Principal components analysis does not always work, in the sense that a large number of original variables are reduced to a small number of transformed variables. Indeed, if the original variables are uncorrelated, then the analysis achieves nothing. The best results are obtained when the original variables are very highly correlated, positively or negatively. If that is the case, then it is quite conceivable that for example 20 or more original variables can be adequately represented by two or three principal components. If this desirable state of affairs does occur, then the important principal components will be of some interest as measures of the underlying dimensions in the data. It will also be of value to know that there is a good deal of redundancy in the original variables, with most of them measuring similar things.
Where it is used?
A multi-dimensional hyper-space is often difficult to visualize. The main objectives of unsupervised learning methods are to reduce dimensionality, scoring all observations based on a composite index and clustering similar observations together based on multivariate attributes. Summarizing multivariate attributes by two or three variables that can be displayed graphically with minimal loss of information is useful in knowledge discovery. Because it is hard to visualize a multi-dimensional space, PCA is mainly used to reduce the dimensionality of d multivariate attributes into two or three dimensions.

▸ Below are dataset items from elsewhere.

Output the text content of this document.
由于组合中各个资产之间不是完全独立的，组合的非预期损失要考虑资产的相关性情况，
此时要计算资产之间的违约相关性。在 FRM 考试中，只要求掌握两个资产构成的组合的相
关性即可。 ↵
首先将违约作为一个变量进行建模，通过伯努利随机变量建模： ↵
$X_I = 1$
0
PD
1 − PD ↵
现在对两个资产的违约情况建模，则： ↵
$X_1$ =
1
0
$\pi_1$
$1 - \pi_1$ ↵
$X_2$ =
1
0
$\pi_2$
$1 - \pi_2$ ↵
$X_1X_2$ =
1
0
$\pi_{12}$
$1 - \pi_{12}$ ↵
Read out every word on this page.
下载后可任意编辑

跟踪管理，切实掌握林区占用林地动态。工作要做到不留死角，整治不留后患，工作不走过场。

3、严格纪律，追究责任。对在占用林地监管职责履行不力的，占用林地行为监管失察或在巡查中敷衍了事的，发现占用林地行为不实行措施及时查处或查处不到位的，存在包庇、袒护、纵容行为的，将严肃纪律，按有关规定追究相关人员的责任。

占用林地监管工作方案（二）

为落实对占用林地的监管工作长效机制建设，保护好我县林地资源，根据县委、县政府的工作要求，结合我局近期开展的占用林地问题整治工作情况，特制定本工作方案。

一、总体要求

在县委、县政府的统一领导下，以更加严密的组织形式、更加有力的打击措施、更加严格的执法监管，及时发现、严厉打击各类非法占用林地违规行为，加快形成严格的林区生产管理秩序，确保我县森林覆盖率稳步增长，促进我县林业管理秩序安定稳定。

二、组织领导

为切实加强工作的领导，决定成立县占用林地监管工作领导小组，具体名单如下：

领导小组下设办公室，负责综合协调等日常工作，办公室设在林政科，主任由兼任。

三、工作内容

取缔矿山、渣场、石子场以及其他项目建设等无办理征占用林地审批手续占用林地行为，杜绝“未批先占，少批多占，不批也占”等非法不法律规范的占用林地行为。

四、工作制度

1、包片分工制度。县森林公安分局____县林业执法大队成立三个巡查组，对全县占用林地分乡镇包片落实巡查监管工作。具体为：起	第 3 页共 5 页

PCA summarizes the variation in correlated multivariate attributes to a set of non-correlated components, each of which is a particular linear combination of the original variables. The extracted non-correlated components are called Principal Components (PC) and are estimated from the eigenvectors of the covariance matrix of the original variables. Therefore, the objective of PCA is to achieve parsimony and reduce dimensionality by extracting the smallest number components that account for most of the variation in the original multivariate data and to summarize the data with little loss of information.
A few use cases where PCA is used:
Survey data: Any kind of market survey data which is collected in a Likert scale (0-5/0-10 etc.) can be used to derived principal components that can describe a specific sentiment of the customers/participants in the survey. The principal components with Eigen value >1 are the important ones to be considered.
Market mix model: In developing market mix model usually 52-104 weeks of sales and marketing spend data along with many brand image variables that are measured in monthly/quarterly basis are used to derive the contribution of the marketing spends in generating revenue. In the overall ROI calculation a mix model is developed. Realized sales/Revenue/Pipeline sales are modeled with the help of many spend related attributes and its various derived adstock values . In such scenario PCA is used to reduce the overall dimension of the data.
Brand image: To create brand image from many brand variables often PCA is used to calculate brand value index
NPA score calculation: In the calculation of NPA (Net promoter score) from customer survey data often PCA is used by considering the overall effect of all the considered variables
CSAT score calculation: Similarly in CSAT score calculation PCA is used.